• This report analyses the tension over responsibility for combating HIV/AIDS in Sub-Saharan Africa. A common assumption about international development cooperation is that affluent countries have a responsibility to aid developing countries in their struggle against poverty and the problems poverty brings.

 

  • This tension has led to two different trajectories regarding how responsibility is approached in international development cooperation: (1) ‘Expansion of responsibility’, which is the notion of shared responsibility, through partnerships on the global, national, or local level, for development and poverty alleviation, and (2) ‘Outsourcing of responsibility’, which is the tendency among donors to ‘responsibilize’ (shift responsibility to) the receiving partner.
  • Controlling contemporary aid to civil society is a difficult task considering the complexity and multiplicity of the transfer of funds and responsibilities along the chain. This creates the problem of governing at a distance, which is less concerned with what is done, but rather with how activities on the ground are managed and if they produce measurable results.
  • According to the authors, ‘responsibilization’ also consists of the self-regulation of aid recipients, as they are also given the responsibility by the donors to control themselves. This does not mean that donors surrender all control of how their funds are used, but instead engage in the regulation of self-regulation.
  • The organization of development cooperation with civil society organizations (CSOs) is practised through four major governance strategies: (1) ‘Marketization’: creating competition between and fostering a culture of entrepreneurship among CSOs, (2) ‘Managerialization’: separating organizational control from both ownership and operational work by creating professional management positions, (3) ‘Scientisation’ and (4) ‘Standardization’, which are both evident in the implementation of methods such as standard operating procedures, indicators, monitoring and evaluation, evidence-based work and other ‘scientific’ approaches and the use of certain reporting tools, including forms, templates, log frames, and algorithms.

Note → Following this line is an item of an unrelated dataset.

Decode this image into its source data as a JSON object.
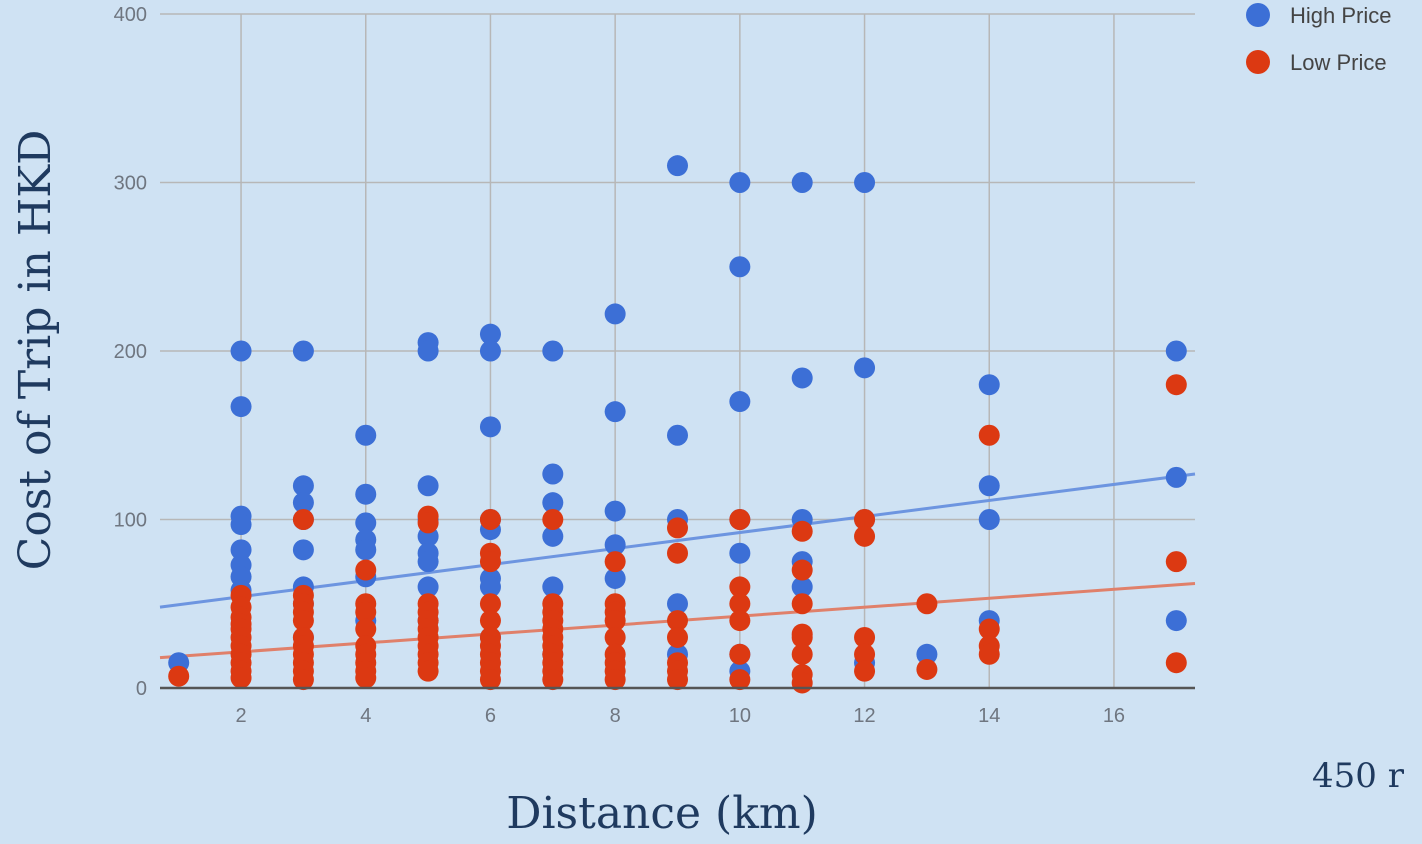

  • Taken together, these methods create an environment governed by market mechanisms, in which CSOs are encouraged to establish management hierarchies that adopt scientifically legitimate and standardized methods for measuring results according to the model of results-based management.
  • The four governance strategies through which donors exercise control at a distance are found by the authors of this report to be extremely effective. Even though the differences between the cases of Mozambique, Rwanda and South Africa in terms of political systems, economic wealth, the character of civil society and its relation with the state are vast, this report found striking similarities in all three countries in the practice of governance strategies and methods and their effects.